McLaren is among a number of teams slowly reeling in Red Bull
Photo by: James Sutton / Motorsport Images
Symonds also points out that, while it is nigh on impossible to create cars that do not lose any performance when following closely, the current generation are not undriveable in another’s wake.
“The one thing we’re absolutely certain on, and this is from driver feedback and the data that we see, is that with the 2021 cars, when they were following not only had they lost an enormous amount of downforce, but they were very, very unpredictable.
“With the current cars, the balance is actually very, very good in the wake of another car. Of course you lose some grip, but you don’t suddenly get understeer turning into oversteer, and things like that. You know what the car is going to do. So that is an aspect that I am pleased with.”
Symonds said that the most valuable lesson F1 took on board through its work with AWS was in focusing on the impact that car designs had on following cars – as that was critical to racing.
However, he says that it is important rules are not too restrictive for the teams as they need to have freedom to chase performance. And, as everyone looks to 2026, he hopes that the ambitions of rule makers and competitors can be fully aligned.
“The important thing in developing the 2022 car from an aerodynamic point of view was to understand what was important for the following characteristics and make sure that those things weren’t destroyed.
“But it was also to give the teams enough area to play with because initially, they all said it was too prescriptive. Now, even Adrian [Newey] says, ‘Yeah, there is quite a lot you can do.’ We knew that all along, because we had lived with the thing for a few years.
Audi will join alongside the new regulations in 2026
Photo by: Audi Communications Motorsport
“With the 2026 car, the ambition there is to try and achieve something whereby the objectives of the teams are the same as our objectives.
“With the 2022 cars, the objective of the teams was to outwash and ours was to in-wash. We’re working now on areas where we hope that the two can go in stride. So there is a lot going on.”
While there is still a long way to go before the 2026 cars hit the track, and almost certainly some hurdles to overcome, it is fair to say that the technology F1 uses to evaluate rule changes now is a world away from how it was in the past.
And Symonds’ eyes roll when he thinks back to the failure of the 2009 rules, which was the previous time that F1 had radically overhauled the car design with the aim to improve overtaking.
“I was doing that project and, to be honest, if an MSc student had done that for his final year project, I would say, not bad, but no more than that,” said Symonds. “I mean, it was laughable really.
“It was nearly all wind tunnel testing. It was incredibly low finance and it was very naive. The regulations that were written, even as a result of the research that we did, were very poor. And that was something I learned as well.

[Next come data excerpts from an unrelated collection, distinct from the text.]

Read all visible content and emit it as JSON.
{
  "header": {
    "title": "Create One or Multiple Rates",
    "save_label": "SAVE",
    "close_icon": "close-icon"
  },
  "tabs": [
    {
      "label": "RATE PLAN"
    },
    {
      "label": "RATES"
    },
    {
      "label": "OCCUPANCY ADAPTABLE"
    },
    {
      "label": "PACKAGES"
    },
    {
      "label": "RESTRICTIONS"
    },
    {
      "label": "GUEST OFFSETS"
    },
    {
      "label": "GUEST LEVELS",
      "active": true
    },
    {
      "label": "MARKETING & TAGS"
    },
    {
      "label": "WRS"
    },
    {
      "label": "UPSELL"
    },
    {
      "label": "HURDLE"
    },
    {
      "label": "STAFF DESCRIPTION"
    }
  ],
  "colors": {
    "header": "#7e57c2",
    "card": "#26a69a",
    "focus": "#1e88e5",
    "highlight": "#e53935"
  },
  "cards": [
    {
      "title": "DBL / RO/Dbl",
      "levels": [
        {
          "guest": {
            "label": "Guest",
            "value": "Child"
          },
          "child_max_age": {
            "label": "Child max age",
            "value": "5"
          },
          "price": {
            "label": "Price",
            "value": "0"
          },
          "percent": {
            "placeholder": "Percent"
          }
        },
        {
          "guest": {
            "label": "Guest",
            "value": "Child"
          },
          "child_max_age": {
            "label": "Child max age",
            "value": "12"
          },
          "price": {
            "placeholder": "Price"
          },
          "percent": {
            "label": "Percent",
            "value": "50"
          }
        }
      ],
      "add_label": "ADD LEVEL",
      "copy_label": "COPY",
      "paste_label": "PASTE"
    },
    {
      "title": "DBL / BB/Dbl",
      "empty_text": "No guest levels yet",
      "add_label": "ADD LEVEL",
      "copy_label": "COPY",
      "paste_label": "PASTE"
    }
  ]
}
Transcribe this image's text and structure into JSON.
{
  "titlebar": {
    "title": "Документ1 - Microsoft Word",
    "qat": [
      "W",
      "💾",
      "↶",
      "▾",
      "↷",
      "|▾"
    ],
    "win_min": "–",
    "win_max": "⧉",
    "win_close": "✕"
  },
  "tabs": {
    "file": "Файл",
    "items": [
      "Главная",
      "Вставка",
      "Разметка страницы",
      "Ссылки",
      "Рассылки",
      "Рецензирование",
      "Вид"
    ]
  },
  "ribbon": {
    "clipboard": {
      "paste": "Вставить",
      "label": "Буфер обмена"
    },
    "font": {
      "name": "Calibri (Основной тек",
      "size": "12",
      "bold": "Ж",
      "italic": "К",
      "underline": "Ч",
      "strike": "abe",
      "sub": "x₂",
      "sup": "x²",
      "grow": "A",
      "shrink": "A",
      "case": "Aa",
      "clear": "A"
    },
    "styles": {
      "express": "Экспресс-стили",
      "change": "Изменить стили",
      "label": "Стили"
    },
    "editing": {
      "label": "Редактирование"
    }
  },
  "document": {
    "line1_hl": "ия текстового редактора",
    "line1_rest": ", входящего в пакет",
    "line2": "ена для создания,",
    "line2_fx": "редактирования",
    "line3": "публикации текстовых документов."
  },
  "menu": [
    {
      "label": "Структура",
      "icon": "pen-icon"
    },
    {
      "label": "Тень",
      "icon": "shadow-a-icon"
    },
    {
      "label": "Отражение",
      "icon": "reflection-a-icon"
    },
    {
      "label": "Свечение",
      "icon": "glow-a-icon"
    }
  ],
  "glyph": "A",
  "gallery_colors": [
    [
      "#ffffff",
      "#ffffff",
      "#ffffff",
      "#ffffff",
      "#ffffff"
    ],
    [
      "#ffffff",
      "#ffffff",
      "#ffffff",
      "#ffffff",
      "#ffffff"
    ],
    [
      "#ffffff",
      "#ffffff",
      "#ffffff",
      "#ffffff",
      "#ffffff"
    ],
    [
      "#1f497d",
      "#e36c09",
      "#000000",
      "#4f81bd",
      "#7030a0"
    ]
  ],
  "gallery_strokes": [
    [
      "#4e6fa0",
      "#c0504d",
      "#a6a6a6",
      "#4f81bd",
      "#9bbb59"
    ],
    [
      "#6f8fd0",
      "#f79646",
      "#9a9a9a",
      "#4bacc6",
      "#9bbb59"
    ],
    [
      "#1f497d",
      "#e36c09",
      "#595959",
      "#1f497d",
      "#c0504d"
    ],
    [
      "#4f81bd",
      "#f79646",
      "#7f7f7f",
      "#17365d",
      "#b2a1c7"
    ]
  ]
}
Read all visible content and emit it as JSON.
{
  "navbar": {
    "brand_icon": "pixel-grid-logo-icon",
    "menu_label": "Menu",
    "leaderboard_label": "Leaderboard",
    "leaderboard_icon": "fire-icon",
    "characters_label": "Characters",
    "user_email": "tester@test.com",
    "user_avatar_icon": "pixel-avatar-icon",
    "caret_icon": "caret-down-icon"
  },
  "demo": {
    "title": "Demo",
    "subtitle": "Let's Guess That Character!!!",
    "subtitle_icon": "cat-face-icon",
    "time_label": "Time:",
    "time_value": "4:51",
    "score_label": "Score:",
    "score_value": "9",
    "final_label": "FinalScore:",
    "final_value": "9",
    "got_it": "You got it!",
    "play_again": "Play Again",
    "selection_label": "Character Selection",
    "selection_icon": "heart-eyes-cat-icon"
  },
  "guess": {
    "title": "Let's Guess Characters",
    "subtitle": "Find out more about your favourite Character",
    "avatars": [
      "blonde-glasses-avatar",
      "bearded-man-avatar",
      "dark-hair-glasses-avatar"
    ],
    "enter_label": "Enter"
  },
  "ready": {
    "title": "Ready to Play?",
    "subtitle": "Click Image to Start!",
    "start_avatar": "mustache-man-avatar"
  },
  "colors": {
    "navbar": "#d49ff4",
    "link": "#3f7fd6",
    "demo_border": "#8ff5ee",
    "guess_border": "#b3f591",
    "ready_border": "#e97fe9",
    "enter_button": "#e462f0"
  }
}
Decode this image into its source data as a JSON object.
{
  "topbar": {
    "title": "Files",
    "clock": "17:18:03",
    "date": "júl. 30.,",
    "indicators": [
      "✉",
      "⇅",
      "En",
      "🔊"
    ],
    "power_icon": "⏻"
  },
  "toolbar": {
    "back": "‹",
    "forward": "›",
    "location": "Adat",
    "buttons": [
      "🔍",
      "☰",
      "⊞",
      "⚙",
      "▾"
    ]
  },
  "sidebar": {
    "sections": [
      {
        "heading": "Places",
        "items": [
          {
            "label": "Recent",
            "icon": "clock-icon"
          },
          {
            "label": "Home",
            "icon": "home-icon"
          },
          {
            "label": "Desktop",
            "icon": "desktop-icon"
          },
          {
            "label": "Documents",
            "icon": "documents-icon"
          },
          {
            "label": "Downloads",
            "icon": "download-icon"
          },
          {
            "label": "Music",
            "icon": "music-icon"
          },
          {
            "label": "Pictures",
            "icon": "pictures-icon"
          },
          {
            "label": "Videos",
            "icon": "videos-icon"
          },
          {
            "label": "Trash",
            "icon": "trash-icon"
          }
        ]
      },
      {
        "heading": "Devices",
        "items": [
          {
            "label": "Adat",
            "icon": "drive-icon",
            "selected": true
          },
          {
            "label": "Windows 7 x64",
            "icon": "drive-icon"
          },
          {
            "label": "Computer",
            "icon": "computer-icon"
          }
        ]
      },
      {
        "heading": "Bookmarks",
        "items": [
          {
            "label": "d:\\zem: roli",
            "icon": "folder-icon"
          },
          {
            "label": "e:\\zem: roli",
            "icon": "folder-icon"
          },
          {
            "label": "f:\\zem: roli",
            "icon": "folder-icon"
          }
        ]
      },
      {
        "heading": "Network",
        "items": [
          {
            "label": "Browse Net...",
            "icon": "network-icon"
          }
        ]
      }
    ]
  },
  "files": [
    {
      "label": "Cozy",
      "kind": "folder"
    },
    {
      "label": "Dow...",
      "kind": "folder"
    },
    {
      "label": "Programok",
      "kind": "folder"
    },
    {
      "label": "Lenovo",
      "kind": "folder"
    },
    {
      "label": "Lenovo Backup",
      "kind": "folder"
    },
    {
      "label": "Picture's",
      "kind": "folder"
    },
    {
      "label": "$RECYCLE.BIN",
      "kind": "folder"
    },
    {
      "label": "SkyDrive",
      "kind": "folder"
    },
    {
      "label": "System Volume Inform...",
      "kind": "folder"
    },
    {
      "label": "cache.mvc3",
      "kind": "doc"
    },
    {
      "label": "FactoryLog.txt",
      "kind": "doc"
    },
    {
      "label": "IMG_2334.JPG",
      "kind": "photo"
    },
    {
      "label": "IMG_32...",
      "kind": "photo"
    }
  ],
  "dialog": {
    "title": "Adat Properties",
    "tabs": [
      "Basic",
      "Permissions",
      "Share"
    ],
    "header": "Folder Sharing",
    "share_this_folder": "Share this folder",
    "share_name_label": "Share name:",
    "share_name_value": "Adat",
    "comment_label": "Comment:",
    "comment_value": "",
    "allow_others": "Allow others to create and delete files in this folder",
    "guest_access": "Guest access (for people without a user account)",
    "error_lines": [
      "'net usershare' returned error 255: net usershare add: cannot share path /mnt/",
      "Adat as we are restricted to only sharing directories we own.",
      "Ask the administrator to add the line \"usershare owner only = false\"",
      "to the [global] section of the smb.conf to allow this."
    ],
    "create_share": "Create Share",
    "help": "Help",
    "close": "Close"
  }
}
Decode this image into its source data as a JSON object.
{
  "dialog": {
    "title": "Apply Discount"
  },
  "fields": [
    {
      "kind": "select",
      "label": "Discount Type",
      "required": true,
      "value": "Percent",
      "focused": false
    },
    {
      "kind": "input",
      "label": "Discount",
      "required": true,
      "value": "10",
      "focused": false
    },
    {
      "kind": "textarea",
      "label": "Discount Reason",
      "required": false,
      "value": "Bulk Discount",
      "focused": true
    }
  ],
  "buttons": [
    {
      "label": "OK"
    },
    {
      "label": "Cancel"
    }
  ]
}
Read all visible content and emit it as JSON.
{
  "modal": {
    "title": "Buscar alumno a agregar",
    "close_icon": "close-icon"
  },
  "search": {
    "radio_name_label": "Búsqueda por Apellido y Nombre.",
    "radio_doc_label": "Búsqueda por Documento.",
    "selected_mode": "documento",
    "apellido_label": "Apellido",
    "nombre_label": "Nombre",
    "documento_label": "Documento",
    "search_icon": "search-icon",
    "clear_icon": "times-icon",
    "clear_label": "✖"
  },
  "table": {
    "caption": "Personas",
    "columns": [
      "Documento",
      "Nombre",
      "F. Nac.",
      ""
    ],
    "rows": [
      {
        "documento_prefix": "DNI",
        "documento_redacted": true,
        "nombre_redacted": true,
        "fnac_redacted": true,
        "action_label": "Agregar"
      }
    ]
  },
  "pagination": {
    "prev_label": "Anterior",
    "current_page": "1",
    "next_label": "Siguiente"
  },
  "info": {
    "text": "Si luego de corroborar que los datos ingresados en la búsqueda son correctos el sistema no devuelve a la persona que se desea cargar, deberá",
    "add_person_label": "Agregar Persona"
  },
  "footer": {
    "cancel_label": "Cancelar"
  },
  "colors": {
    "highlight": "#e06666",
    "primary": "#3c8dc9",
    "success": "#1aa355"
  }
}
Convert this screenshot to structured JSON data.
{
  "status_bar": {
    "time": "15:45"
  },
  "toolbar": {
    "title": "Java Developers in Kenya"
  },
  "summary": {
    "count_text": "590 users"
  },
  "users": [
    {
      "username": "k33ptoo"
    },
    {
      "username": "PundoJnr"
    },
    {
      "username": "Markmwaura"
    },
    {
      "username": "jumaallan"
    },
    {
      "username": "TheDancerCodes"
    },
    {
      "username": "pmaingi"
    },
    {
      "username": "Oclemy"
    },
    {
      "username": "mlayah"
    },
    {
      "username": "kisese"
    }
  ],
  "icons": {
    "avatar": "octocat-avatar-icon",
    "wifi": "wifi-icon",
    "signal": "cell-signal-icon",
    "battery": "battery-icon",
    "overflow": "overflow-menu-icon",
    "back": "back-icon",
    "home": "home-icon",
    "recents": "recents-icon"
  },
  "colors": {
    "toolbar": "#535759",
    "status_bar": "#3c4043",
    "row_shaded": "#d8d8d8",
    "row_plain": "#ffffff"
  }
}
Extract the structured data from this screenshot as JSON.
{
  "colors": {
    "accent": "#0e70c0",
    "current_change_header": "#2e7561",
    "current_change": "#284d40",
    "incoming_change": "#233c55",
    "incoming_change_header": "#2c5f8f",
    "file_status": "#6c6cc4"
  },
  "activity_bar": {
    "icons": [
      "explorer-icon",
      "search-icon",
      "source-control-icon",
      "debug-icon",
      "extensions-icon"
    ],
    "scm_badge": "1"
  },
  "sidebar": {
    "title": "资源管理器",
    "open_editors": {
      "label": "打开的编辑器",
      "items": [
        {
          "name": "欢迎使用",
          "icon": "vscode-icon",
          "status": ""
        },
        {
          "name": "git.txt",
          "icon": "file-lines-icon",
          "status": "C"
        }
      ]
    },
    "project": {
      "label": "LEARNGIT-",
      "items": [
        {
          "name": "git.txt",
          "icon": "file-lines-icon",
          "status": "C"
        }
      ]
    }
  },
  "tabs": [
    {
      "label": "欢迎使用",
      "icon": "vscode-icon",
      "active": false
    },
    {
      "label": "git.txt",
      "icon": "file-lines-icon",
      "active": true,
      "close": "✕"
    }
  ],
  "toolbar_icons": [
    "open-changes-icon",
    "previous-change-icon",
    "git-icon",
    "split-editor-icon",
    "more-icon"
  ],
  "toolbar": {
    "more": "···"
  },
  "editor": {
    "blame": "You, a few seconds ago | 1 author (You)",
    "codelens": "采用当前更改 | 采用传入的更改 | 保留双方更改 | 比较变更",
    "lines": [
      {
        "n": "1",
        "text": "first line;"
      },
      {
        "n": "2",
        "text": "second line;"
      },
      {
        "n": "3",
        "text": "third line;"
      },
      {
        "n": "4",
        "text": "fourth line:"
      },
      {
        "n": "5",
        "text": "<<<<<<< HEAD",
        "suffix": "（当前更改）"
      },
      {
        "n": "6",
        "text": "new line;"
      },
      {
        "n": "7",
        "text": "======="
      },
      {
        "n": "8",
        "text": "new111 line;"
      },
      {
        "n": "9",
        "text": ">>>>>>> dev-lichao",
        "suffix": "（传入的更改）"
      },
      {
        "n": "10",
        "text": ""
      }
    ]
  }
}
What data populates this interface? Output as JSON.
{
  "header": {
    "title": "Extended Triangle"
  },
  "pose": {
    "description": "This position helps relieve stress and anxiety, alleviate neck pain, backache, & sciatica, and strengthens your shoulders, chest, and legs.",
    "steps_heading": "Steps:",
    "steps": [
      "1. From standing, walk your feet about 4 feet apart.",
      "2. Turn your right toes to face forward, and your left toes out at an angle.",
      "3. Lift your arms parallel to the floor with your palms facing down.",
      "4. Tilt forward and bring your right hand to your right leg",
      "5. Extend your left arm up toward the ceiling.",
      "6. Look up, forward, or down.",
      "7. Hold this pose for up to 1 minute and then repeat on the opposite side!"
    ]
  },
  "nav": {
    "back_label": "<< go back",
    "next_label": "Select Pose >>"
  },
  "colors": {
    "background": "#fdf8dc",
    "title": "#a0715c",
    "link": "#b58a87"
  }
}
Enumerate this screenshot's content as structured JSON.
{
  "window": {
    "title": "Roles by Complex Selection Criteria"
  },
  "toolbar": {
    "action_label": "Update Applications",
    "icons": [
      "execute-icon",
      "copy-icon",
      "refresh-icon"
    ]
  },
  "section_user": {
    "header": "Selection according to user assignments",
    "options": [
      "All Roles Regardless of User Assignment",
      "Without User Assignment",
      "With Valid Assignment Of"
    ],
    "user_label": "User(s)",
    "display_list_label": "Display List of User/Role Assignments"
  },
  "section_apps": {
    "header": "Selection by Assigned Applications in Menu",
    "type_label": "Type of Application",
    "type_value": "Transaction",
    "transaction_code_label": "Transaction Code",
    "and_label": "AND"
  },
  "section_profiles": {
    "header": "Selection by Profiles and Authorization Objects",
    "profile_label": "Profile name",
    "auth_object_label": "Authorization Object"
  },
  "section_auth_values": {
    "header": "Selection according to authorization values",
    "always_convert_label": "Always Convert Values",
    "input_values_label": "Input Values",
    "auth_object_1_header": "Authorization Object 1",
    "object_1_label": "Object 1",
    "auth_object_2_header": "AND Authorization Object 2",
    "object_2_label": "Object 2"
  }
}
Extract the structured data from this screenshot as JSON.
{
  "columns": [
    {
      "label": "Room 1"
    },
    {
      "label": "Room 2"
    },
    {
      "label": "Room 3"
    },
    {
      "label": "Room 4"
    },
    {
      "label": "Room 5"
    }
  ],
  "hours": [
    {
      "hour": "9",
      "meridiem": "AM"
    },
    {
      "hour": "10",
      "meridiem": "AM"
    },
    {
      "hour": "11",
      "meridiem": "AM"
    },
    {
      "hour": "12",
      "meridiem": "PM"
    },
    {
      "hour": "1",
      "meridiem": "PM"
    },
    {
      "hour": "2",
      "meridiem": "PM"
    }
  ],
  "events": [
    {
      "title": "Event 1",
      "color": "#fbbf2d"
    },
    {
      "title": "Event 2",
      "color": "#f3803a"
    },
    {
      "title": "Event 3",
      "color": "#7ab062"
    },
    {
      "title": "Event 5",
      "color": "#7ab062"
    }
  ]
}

“I think it was significant that the worst 2009 cars were produced by the three people who were involved in the Overtaking Working Group because as we wrote the set of regulations, we knew what we meant.
Jenson Button, Brawn GP BGP001
Photo by: Charles Coates / Motorsport Images
“Everyone else said, ‘these are not very good as we can do this, that and the double diffuser and all sorts of things.’ And that was a big lesson for me.
“So when we did the 2022 car, we got to a point where we released the first model of it and then we also put back on our team hats and said, ‘right, how can we get performance out of this car? How can we break the rules?’
“And that did lead to a few little tweaks where we said, ‘oh crikey, we hadn’t realised that area is pretty sensitive, so we need to just revise the regulations there a little bit.’ But generally, actually, it wasn’t too bad.
“That was a real lesson from 2009, I think. And there is no comparison to the sophistication of what we did for 2022 compared to 2009. One was prehistoric.”